Taking musical cues from The Velvet Underground and TV, these third generation guitar wranglers left a legacy for bands like Luna to genuflect in homage. Building from Kendra Smith’s loping bass line “That’s What You Always Say,” it escalates to a dynamic rage. Makes you wonder, if Kurt Cobain was listening to The Pixies, who was Black Francis listening to?
The white hot “Then She Remembers,” demonstrates the band on overdrive, while “Until Lately,” finds a psychotic vocal turn by Wynn that predates the Jim Thompson/Flannery O’Faulkner pulp storylines that would fuel the band’s follow up album, The Medicine Show. Smith’s vocal turn on “Too Little, Too Late,” coupled with a narcotic slide guitar could easily be heard in a prism, recalling Nico’s songs on the Velvet’s debut album.
The opportunity to interview Wynn back when the Dream Syndicate was on its last legs, and then later again when he kicked off his solo career, offered him a forum to connect the musical dots. On both occasions he was polite, witty and literate.
The twin towers of Precoda-penned “Halloween,” (Wynn cited the outro as homage to Television’s epic “Marquee Moon”) and the title cut lay out blueprints, fields of sound where the band can improvise. At times Precoda’s guitar sounds like it is going to fly apart at the wrenching and feedback. Wynn’s jagged, steady rhythm locks with Smith and Duck’s propulsion.

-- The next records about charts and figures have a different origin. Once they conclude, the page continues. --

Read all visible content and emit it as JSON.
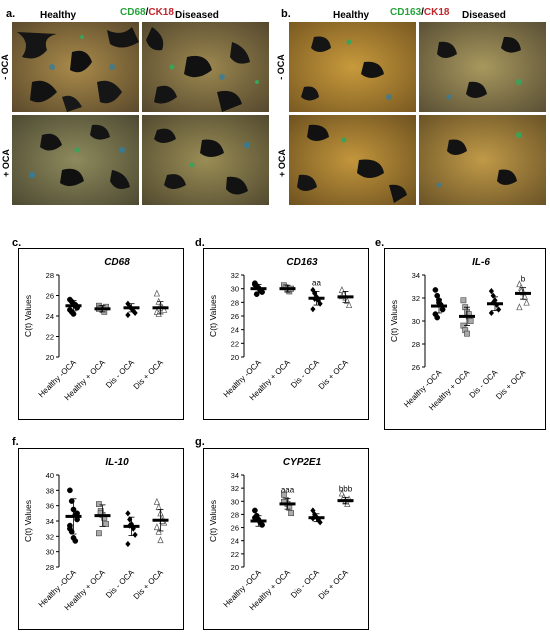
{
  "image_panels": [
    {
      "letter": "a.",
      "marker_green": "CD68",
      "slash": "/",
      "marker_red": "CK18",
      "col_left": "Healthy",
      "col_right": "Diseased",
      "row_top": "- OCA",
      "row_bottom": "+ OCA"
    },
    {
      "letter": "b.",
      "marker_green": "CD163",
      "slash": "/",
      "marker_red": "CK18",
      "col_left": "Healthy",
      "col_right": "Diseased",
      "row_top": "- OCA",
      "row_bottom": "+ OCA"
    }
  ],
  "chart_data": [
    {
      "type": "scatter",
      "letter": "c.",
      "title": "CD68",
      "ylabel": "C(t) Values",
      "ylim": [
        20,
        28
      ],
      "yticks": [
        20,
        22,
        24,
        26,
        28
      ],
      "categories": [
        "Healthy -OCA",
        "Healthy + OCA",
        "Dis - OCA",
        "Dis + OCA"
      ],
      "means": [
        25.0,
        24.7,
        24.8,
        24.8
      ],
      "errors": [
        0.5,
        0.3,
        0.4,
        0.6
      ],
      "annotations": [
        "",
        "",
        "",
        ""
      ],
      "points": [
        [
          25.6,
          25.4,
          25.2,
          25.0,
          24.8,
          24.6,
          24.4,
          24.2,
          25.1,
          24.9
        ],
        [
          25.0,
          24.8,
          24.6,
          24.4,
          24.9,
          24.7
        ],
        [
          25.2,
          24.9,
          24.7,
          24.5,
          24.3,
          24.1
        ],
        [
          26.2,
          25.4,
          25.0,
          24.8,
          24.6,
          24.4,
          24.2
        ]
      ]
    },
    {
      "type": "scatter",
      "letter": "d.",
      "title": "CD163",
      "ylabel": "C(t) Values",
      "ylim": [
        20,
        32
      ],
      "yticks": [
        20,
        22,
        24,
        26,
        28,
        30,
        32
      ],
      "categories": [
        "Healthy -OCA",
        "Healthy + OCA",
        "Dis - OCA",
        "Dis + OCA"
      ],
      "means": [
        30.0,
        30.0,
        28.6,
        28.8
      ],
      "errors": [
        0.6,
        0.5,
        1.0,
        0.8
      ],
      "annotations": [
        "",
        "",
        "aa",
        ""
      ],
      "points": [
        [
          30.8,
          30.4,
          30.1,
          29.8,
          29.5,
          30.6,
          29.2
        ],
        [
          30.5,
          30.2,
          29.9,
          29.6,
          30.0
        ],
        [
          29.8,
          29.3,
          28.8,
          28.3,
          27.8,
          27.0,
          28.5
        ],
        [
          29.8,
          29.2,
          28.7,
          28.2,
          27.6,
          28.9
        ]
      ]
    },
    {
      "type": "scatter",
      "letter": "e.",
      "title": "IL-6",
      "ylabel": "C(t) Values",
      "ylim": [
        26,
        34
      ],
      "yticks": [
        26,
        28,
        30,
        32,
        34
      ],
      "categories": [
        "Healthy -OCA",
        "Healthy + OCA",
        "Dis - OCA",
        "Dis + OCA"
      ],
      "means": [
        31.3,
        30.4,
        31.5,
        32.4
      ],
      "errors": [
        0.6,
        0.8,
        0.6,
        0.5
      ],
      "annotations": [
        "",
        "",
        "",
        "b"
      ],
      "points": [
        [
          32.7,
          32.2,
          31.8,
          31.4,
          31.0,
          30.6,
          30.3,
          31.6
        ],
        [
          31.8,
          31.2,
          30.8,
          30.4,
          30.0,
          29.6,
          29.2,
          28.9,
          30.6
        ],
        [
          32.6,
          32.2,
          31.8,
          31.4,
          31.0,
          30.7,
          31.6
        ],
        [
          33.2,
          32.9,
          32.5,
          32.1,
          31.6,
          31.2,
          32.6
        ]
      ]
    },
    {
      "type": "scatter",
      "letter": "f.",
      "title": "IL-10",
      "ylabel": "C(t) Values",
      "ylim": [
        28,
        40
      ],
      "yticks": [
        28,
        30,
        32,
        34,
        36,
        38,
        40
      ],
      "categories": [
        "Healthy -OCA",
        "Healthy + OCA",
        "Dis - OCA",
        "Dis + OCA"
      ],
      "means": [
        34.6,
        34.7,
        33.3,
        34.1
      ],
      "errors": [
        2.3,
        1.4,
        1.2,
        1.4
      ],
      "annotations": [
        "",
        "",
        "",
        ""
      ],
      "points": [
        [
          38.0,
          36.6,
          35.5,
          34.8,
          34.2,
          33.4,
          32.6,
          31.8,
          31.4,
          35.0,
          33.0
        ],
        [
          36.2,
          35.3,
          34.8,
          34.4,
          33.6,
          32.4,
          35.0
        ],
        [
          35.0,
          34.2,
          33.6,
          33.0,
          32.2,
          31.0,
          33.4
        ],
        [
          36.5,
          35.8,
          35.0,
          34.4,
          33.8,
          33.2,
          32.6,
          31.5,
          34.0
        ]
      ]
    },
    {
      "type": "scatter",
      "letter": "g.",
      "title": "CYP2E1",
      "ylabel": "C(t) Values",
      "ylim": [
        20,
        34
      ],
      "yticks": [
        20,
        22,
        24,
        26,
        28,
        30,
        32,
        34
      ],
      "categories": [
        "Healthy -OCA",
        "Healthy + OCA",
        "Dis - OCA",
        "Dis + OCA"
      ],
      "means": [
        27.0,
        29.6,
        27.5,
        30.1
      ],
      "errors": [
        0.8,
        0.8,
        0.6,
        0.5
      ],
      "annotations": [
        "",
        "aaa",
        "",
        "bbb"
      ],
      "points": [
        [
          28.6,
          27.8,
          27.2,
          26.8,
          26.4,
          27.5
        ],
        [
          31.0,
          30.2,
          29.6,
          29.0,
          28.2,
          29.9
        ],
        [
          28.6,
          28.0,
          27.6,
          27.2,
          26.8,
          27.4
        ],
        [
          31.2,
          30.6,
          30.1,
          29.6,
          30.3
        ]
      ]
    }
  ]
}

It is a six minute masterpiece.
Recalling Neil Young’s first album with Crazy Horse, “The Days of Wine and Roses,” once again allows Duck and Smith to lock, and Wynn and Precoda load. Rising then falling, rhythm guitar sparks are set off by waves of feedback cresting on a musical shore. Sure, this song might be easily dismissed as American post-punk, but the engaged back and forth here also alludes to some of the great jazz horn duos of a certain vintage.

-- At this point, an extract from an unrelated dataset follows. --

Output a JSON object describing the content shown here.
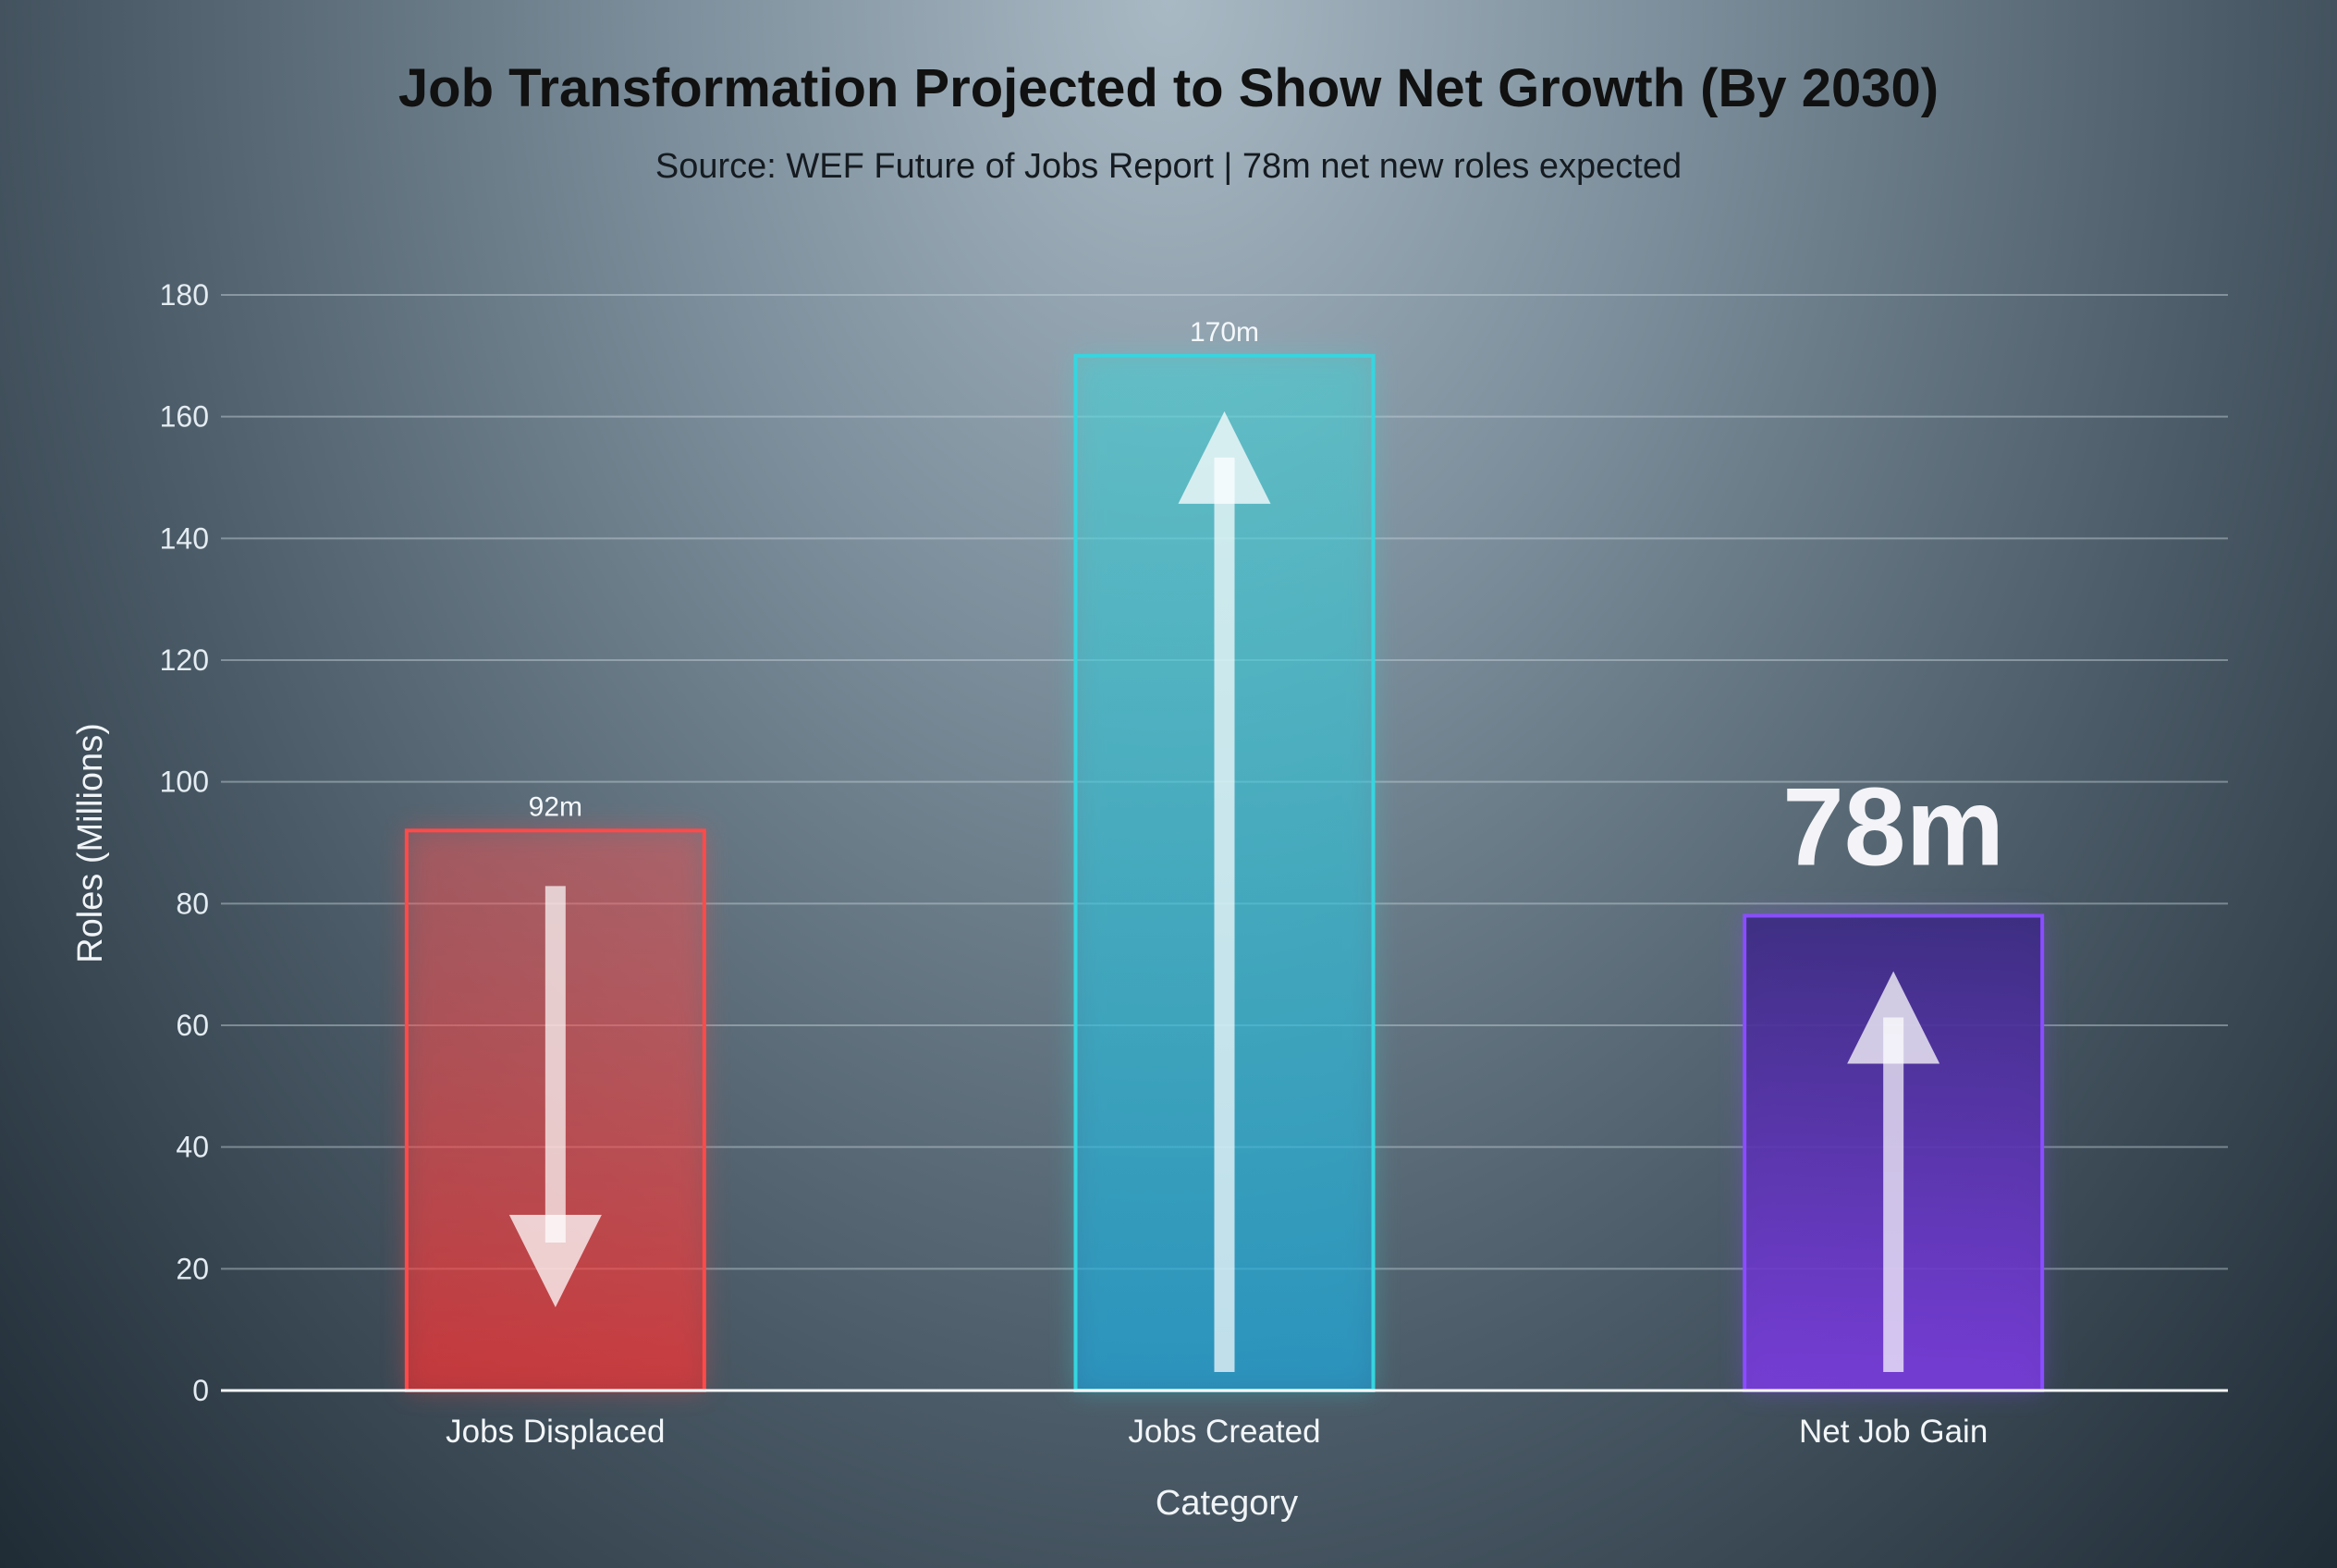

Producer Chris D. (leader of the criminally underrated band The Flesh Eaters), seems to take a hands off approach and simply hits the record button and stays out of the way. Aside from Precoda’s cascading riffs and tornados of feedback, this could be a live album. As antidote to the studio sheen of the day, Chris D.’s philosophy seems to be anti-production.

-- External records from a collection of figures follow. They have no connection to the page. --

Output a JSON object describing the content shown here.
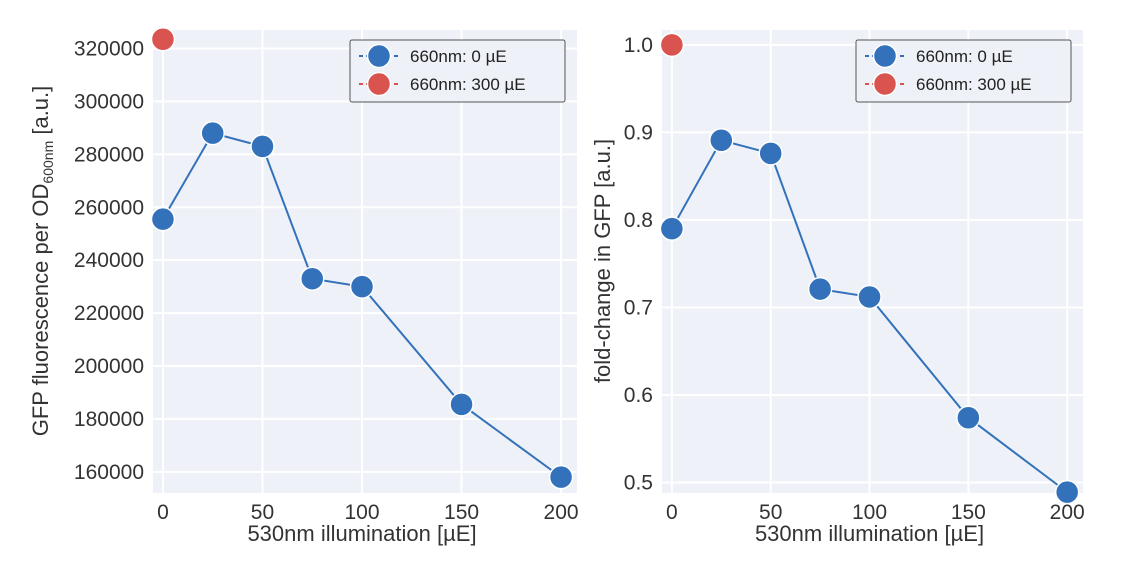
{
  "colors": {
    "plot_bg": "#eef1f7",
    "grid": "#ffffff",
    "series_0": "#3371bb",
    "series_1": "#d9534f"
  },
  "chart_data": [
    {
      "type": "scatter",
      "xlabel": "530nm illumination [µE]",
      "ylabel": "GFP fluorescence per OD",
      "ylabel_subscript": "600nm",
      "ylabel_suffix": " [a.u.]",
      "xlim": [
        -5,
        208
      ],
      "ylim": [
        152000,
        327000
      ],
      "x_ticks": [
        0,
        50,
        100,
        150,
        200
      ],
      "y_ticks": [
        160000,
        180000,
        200000,
        220000,
        240000,
        260000,
        280000,
        300000,
        320000
      ],
      "y_tick_labels": [
        "160000",
        "180000",
        "200000",
        "220000",
        "240000",
        "260000",
        "280000",
        "300000",
        "320000"
      ],
      "grid": true,
      "legend_position": "top-right",
      "series": [
        {
          "name": "660nm: 0 µE",
          "color": "#3371bb",
          "line": true,
          "x": [
            0,
            25,
            50,
            75,
            100,
            150,
            200
          ],
          "y": [
            255500,
            288000,
            283000,
            233000,
            230000,
            185500,
            158000
          ]
        },
        {
          "name": "660nm: 300 µE",
          "color": "#d9534f",
          "line": false,
          "x": [
            0
          ],
          "y": [
            323500
          ]
        }
      ]
    },
    {
      "type": "scatter",
      "xlabel": "530nm illumination [µE]",
      "ylabel": "fold-change in GFP [a.u.]",
      "xlim": [
        -5,
        208
      ],
      "ylim": [
        0.488,
        1.017
      ],
      "x_ticks": [
        0,
        50,
        100,
        150,
        200
      ],
      "y_ticks": [
        0.5,
        0.6,
        0.7,
        0.8,
        0.9,
        1.0
      ],
      "y_tick_labels": [
        "0.5",
        "0.6",
        "0.7",
        "0.8",
        "0.9",
        "1.0"
      ],
      "grid": true,
      "legend_position": "top-right",
      "series": [
        {
          "name": "660nm: 0 µE",
          "color": "#3371bb",
          "line": true,
          "x": [
            0,
            25,
            50,
            75,
            100,
            150,
            200
          ],
          "y": [
            0.79,
            0.891,
            0.876,
            0.721,
            0.712,
            0.574,
            0.489
          ]
        },
        {
          "name": "660nm: 300 µE",
          "color": "#d9534f",
          "line": false,
          "x": [
            0
          ],
          "y": [
            1.0
          ]
        }
      ]
    }
  ]
}
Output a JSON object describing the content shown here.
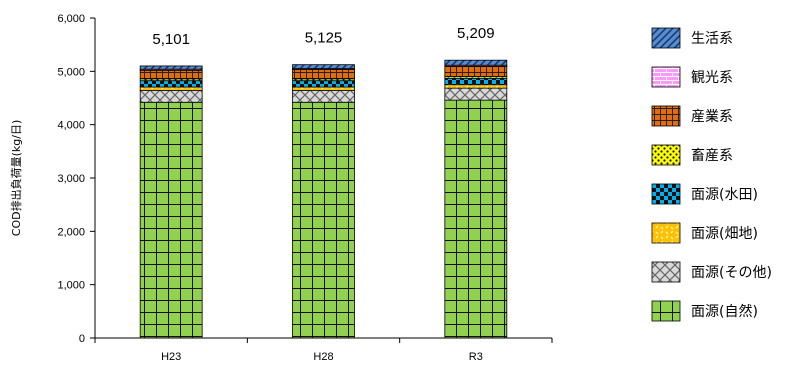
{
  "chart_data": {
    "type": "bar",
    "stacked": true,
    "categories": [
      "H23",
      "H28",
      "R3"
    ],
    "totals": [
      "5,101",
      "5,125",
      "5,209"
    ],
    "ylabel": "COD排出負荷量(kg/日)",
    "ylim": [
      0,
      6000
    ],
    "yticks": [
      "0",
      "1,000",
      "2,000",
      "3,000",
      "4,000",
      "5,000",
      "6,000"
    ],
    "grid": false,
    "legend_position": "right",
    "series": [
      {
        "name": "面源(自然)",
        "values": [
          4420,
          4420,
          4460
        ],
        "color": "#92D050"
      },
      {
        "name": "面源(その他)",
        "values": [
          220,
          220,
          225
        ],
        "color": "#D9D9D9"
      },
      {
        "name": "面源(畑地)",
        "values": [
          65,
          65,
          65
        ],
        "color": "#FFC000"
      },
      {
        "name": "面源(水田)",
        "values": [
          120,
          120,
          120
        ],
        "color": "#00B0F0"
      },
      {
        "name": "畜産系",
        "values": [
          35,
          35,
          35
        ],
        "color": "#FFFF00"
      },
      {
        "name": "産業系",
        "values": [
          160,
          175,
          190
        ],
        "color": "#E46C0A"
      },
      {
        "name": "観光系",
        "values": [
          20,
          20,
          20
        ],
        "color": "#FF99FF"
      },
      {
        "name": "生活系",
        "values": [
          61,
          70,
          94
        ],
        "color": "#558ED5"
      }
    ]
  }
}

The bonus tracks here offer welcome glimpses into what might have been if the original line-up had not imploded. As consumers we have come to expect this sort of archaeology with reissues. But in this case it is not necessary. The nine track album stands the test of time.
After The Days of Wine and Roses, bassist Smith left to form Clay Allison which became Opal (and ultimately Mazzy Star, when Smith again moved on to a sporadic solo career). Precoda made it to the Sandy Pearlman (Blue Oyster Cult) produced Medicine Show album, where he was a perfect fit. Duck, loyal to the end, would rejoin Wynn for Dream Syndicate reunion shows in this decade.
Wynn, unlike many of his peers, has managed to carve out a viable career with solo albums and a number of side projects. With his band The Miracle Three and assorted limited projects and releases he kept his work at a high level and still tours regularly.
Three decades ago, four college kids recorded an album they could hang their hat on, in the process influencing countless bands that would follow.